Ce 15 septembre, l’Organisation des Moudjahidine du peuple d’Iran (OMPI/MEK) a publié les noms de 56 autres martyrs du soulèvement national du peuple iranien en novembre 2019. Vingt d’entre eux sont des martyrs de Mahshahr abattus dans les marais de roseaux par les agents de Khamenei. Jusqu’à présent, les noms de 811 martyrs du soulèvement ont été publiés. L’OMPI a annoncé le 15 décembre 2009 que le nombre de martyrs de novembre est supérieur à 1 500.

Bien que 10 mois se soient écoulés depuis le soulèvement de novembre, le fascisme religieux en Iran craint les conséquences de ses crimes contre l’humanité et malgré les appels nationaux et internationaux, des dirigeants et divers organes du régime, y compris Rohani, le Haut Conseil de sécurité, le ministère de l’Intérieur, le Parlement, les forces de l’ordre et la médecine légale se renvoie mutuellement la charge de publier les chiffres des victimes en s’imaginant qu’avec le temps, cela finisse par être oublié.
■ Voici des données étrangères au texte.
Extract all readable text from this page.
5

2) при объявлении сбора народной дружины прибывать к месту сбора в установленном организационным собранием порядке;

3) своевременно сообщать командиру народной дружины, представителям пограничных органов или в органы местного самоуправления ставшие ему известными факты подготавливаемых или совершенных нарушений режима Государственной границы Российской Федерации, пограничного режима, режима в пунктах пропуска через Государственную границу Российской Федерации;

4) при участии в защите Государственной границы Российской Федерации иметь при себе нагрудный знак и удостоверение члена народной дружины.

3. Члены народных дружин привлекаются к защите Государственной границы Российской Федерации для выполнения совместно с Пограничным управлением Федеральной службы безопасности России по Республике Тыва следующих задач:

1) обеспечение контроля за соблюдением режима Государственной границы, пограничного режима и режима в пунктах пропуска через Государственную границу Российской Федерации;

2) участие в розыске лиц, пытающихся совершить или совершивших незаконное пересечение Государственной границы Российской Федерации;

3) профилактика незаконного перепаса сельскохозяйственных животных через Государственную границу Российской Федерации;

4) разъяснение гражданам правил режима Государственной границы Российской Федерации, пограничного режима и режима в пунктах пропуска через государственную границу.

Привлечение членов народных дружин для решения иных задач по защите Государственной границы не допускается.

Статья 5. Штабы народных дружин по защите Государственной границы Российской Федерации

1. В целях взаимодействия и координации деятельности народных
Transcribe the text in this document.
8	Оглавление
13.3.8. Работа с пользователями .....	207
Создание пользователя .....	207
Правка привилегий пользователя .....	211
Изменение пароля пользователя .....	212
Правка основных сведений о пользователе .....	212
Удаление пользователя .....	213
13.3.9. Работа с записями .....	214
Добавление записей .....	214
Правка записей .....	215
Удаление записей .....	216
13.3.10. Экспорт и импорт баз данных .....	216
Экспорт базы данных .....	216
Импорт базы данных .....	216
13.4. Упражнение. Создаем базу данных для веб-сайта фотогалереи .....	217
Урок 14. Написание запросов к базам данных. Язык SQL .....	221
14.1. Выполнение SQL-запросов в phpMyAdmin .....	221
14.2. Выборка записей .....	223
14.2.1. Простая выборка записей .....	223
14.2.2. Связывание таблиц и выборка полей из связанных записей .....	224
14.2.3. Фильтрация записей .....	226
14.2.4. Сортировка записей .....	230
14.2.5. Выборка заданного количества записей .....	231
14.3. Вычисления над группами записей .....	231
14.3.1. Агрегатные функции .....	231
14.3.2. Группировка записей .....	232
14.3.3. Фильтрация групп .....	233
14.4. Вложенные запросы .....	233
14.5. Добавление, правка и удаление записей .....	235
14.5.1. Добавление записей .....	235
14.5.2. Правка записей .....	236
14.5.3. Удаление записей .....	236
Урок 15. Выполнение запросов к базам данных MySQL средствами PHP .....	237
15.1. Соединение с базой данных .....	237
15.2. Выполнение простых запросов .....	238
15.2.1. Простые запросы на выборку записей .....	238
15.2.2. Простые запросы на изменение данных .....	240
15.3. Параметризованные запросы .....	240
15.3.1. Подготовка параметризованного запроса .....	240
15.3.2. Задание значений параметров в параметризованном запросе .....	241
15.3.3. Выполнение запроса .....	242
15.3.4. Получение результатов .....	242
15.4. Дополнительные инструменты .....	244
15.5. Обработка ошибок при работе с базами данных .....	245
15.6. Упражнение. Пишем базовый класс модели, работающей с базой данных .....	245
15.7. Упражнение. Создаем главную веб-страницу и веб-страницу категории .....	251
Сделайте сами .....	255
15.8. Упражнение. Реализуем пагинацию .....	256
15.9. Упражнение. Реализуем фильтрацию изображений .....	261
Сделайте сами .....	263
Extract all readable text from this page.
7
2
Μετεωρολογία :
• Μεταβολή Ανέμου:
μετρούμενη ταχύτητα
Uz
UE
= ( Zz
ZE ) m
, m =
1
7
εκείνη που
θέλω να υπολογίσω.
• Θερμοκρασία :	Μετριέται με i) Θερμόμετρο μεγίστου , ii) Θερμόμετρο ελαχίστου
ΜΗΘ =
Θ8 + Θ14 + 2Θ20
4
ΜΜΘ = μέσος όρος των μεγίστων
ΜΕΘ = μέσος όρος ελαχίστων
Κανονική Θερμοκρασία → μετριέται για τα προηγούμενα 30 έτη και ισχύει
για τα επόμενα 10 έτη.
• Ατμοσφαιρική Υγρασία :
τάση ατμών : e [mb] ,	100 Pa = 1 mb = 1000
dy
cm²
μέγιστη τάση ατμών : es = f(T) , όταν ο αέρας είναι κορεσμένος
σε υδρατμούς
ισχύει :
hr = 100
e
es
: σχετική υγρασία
« Ces chiffres sont aux mains de la médecine légale du pays (…) Ils peuvent être annoncer sans problème », avait déclaré Rohani le 15 février à propos des tués de novembre. Le 16 février, le chef de l’Organisation de médecine légale a déclaré : « La résolution du Conseil national de sécurité, présidé par le ministre de l’Intérieur, affirme que le gouvernement doit annoncer les chiffres (…) Nous avons informé les autorités compétentes et n’avons aucune obligation de les annoncer publiquement (…) Vous pouvez demander toutes les informations au ministre de l’Intérieur. » Ali Rabi’i, le porte-parole de Rohani, a déclaré le 18 février : « Les chiffres exacts seront annoncés prochainement par les autorités compétentes, et dans les prochains jours, ces chiffres seront annoncés par l’une des organes responsables. »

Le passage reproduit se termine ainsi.